The lithium conversion facility processes lithium carbonate from our Silver Peak, Nevada, and La Negra, Chile, extraction facilities. Each year, it produces about 5,000 metric tons of lithium compounds, including lithium hydroxide, battery-grade lithium metal and lithium alloy powders, that are used to manufacture several everyday products.
Our technology center, which opened in 2012, pioneers new and better ways to move, power, protect and connect, with a focus on lithium and battery technologies. As one of our main research and development facilities, it offers a wide range of labs and spaces dedicated to creating new lithium-based products and processes. We have continued to invest in this facility to enhance our technology leadership and drive customer relationships.
Since 2021, our Battery Materials Innovation Center has served as a world-class battery materials synthesis and testing facility.
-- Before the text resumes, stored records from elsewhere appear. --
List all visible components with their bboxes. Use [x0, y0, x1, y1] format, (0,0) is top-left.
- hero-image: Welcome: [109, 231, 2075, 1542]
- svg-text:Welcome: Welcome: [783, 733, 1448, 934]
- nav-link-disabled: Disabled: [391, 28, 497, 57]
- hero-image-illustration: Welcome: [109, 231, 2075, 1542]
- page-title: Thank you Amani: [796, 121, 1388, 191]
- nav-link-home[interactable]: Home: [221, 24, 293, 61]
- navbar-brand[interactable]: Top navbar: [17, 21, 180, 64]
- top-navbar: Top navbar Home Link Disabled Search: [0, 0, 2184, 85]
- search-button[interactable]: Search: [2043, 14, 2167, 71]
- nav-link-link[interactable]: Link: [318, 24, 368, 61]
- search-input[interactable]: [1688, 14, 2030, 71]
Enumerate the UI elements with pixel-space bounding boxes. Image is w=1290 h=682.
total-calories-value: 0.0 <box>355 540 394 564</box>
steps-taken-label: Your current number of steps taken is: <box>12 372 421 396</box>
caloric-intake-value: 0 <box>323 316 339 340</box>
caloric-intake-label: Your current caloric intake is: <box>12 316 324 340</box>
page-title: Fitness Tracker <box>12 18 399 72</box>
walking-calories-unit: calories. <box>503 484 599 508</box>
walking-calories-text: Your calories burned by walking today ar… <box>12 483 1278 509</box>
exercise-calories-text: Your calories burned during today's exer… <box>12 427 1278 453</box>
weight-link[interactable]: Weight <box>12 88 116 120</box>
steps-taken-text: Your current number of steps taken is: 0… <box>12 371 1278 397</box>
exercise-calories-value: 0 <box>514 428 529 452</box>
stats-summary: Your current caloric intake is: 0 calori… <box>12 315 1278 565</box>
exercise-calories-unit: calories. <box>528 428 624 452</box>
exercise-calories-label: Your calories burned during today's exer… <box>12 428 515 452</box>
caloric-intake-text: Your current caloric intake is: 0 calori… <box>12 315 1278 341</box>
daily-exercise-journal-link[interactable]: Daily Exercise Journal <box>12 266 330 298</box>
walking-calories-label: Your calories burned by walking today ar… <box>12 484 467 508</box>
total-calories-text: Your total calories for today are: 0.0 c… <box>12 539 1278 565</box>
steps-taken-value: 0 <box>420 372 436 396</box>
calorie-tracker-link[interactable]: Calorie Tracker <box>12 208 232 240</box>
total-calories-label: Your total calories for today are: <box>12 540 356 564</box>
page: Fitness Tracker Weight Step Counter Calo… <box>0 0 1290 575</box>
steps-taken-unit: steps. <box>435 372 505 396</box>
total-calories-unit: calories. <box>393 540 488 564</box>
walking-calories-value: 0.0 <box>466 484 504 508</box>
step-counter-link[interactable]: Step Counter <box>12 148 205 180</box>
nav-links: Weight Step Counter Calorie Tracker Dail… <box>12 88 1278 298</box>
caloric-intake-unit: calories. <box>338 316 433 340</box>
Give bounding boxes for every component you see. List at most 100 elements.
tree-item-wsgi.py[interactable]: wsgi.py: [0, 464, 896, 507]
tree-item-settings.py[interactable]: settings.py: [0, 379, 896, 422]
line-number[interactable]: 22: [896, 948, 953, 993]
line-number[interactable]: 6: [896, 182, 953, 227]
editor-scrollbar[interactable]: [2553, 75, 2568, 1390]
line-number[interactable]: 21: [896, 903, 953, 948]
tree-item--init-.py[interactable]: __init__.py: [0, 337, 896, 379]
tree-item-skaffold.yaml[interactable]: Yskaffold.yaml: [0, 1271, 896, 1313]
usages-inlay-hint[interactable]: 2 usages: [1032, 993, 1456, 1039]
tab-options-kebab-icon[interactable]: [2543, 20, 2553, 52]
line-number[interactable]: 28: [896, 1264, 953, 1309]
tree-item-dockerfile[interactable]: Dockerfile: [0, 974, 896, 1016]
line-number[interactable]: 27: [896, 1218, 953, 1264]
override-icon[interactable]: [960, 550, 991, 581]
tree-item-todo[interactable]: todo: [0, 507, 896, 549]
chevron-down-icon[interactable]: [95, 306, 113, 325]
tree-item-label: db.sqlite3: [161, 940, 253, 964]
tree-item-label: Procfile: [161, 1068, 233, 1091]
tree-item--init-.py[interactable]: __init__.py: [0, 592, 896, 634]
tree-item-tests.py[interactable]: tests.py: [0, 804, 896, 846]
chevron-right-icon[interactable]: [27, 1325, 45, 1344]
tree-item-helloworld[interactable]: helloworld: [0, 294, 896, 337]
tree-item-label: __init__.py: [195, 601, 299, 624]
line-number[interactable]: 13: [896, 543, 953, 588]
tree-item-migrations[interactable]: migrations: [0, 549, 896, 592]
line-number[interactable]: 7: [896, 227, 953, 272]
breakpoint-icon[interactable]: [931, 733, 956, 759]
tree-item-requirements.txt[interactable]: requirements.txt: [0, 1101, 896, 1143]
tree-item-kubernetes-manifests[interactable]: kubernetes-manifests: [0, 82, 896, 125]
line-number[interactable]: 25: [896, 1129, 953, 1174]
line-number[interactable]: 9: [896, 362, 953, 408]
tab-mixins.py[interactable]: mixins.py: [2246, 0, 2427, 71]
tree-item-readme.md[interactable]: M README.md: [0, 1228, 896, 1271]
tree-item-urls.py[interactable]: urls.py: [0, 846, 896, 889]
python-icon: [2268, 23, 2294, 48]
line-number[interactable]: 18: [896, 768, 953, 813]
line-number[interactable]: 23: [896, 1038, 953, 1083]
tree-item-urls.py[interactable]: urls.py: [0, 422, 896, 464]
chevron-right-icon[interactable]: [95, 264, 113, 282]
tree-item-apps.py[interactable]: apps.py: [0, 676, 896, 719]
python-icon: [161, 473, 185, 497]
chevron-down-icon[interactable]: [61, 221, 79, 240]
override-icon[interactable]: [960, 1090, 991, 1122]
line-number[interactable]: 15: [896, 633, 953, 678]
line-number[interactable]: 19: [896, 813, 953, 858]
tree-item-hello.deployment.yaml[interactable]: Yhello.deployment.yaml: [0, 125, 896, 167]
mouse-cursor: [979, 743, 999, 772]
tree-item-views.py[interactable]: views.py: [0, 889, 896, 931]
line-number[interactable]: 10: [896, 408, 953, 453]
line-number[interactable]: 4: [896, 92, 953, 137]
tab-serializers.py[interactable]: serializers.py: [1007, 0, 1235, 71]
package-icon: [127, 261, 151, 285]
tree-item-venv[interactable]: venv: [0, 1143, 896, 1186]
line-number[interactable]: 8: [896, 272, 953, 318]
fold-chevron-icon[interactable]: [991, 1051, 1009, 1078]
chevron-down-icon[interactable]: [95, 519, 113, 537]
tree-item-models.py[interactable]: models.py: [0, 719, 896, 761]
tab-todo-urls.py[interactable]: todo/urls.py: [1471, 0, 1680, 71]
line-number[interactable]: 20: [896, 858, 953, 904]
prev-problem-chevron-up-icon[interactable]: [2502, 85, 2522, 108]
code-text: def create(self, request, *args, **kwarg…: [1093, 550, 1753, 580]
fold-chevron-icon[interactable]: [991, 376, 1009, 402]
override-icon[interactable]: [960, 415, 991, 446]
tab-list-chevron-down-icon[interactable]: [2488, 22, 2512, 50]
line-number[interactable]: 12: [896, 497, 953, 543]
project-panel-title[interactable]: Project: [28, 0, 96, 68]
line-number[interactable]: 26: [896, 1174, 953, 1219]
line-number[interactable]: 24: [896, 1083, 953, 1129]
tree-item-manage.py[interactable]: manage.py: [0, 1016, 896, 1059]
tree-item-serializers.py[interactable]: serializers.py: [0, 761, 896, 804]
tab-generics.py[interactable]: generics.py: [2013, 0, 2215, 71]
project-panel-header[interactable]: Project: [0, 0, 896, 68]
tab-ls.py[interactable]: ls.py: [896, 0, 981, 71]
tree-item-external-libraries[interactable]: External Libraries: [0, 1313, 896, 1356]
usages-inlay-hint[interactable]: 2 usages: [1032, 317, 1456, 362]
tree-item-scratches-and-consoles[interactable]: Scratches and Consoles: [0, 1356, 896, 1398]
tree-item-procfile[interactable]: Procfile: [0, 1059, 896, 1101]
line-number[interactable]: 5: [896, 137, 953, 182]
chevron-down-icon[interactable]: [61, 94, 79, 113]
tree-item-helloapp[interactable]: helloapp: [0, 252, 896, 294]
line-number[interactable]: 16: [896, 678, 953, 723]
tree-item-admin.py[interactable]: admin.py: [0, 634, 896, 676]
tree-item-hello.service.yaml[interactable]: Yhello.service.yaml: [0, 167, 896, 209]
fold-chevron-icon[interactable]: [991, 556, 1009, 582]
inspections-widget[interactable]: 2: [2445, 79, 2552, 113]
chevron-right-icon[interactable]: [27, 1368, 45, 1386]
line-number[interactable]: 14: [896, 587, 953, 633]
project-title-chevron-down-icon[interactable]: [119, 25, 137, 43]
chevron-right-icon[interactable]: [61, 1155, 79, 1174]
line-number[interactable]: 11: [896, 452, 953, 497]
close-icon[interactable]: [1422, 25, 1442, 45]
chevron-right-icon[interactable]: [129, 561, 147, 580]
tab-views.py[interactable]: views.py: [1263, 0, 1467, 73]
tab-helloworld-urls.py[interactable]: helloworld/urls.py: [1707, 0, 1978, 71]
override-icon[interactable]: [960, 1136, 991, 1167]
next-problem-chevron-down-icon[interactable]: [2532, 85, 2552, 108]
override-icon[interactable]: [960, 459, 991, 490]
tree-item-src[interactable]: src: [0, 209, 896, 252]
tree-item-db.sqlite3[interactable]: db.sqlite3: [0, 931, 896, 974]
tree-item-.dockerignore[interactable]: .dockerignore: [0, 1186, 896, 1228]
It includes battery cell fabrication and testing facilities, which help us accelerate material development while understanding and anticipating application challenges that our customers may face.
The Lithium Process Innovation Center opened in March. It’s where our technical teams expect to develop new lithium process technologies – from building a fundamental understanding of lithium extraction, purification and concentration technologies to developing commercial processes for producing high-purity lithium chloride.
Our Process Development Dry Room, which also opened in March, allows us to scale up processes to make and commercialize the next generation of lithium metal anode products. This is expected to advance our capabilities to meet ever-growing demand for energy storage solutions, particularly for electric vehicles.
The Albemarle Lithium Innovation Center of Excellence is at the heart of our technology center. It includes meeting and educational spaces that facilitate knowledge sharing, training and internal and external cross-functional collaboration. We also have an R&D, process and product showcase that demonstrates our existing capabilities and our focus on innovation.
“Our team is very early in the innovation cycle, meaning that we work on materials discovery and invention on a small scale in the lab. Over the past few years, we’ve built out our ability to scale out what we do,” says Rijssenbeek. “In particular, the LPIC and PDDR facilities give us a bridge between the lab and a full-scale plant. We can now reproduce large-scale unit operations in a controlled way so that we can optimize them and understand things like energy use, water use and sustainability.”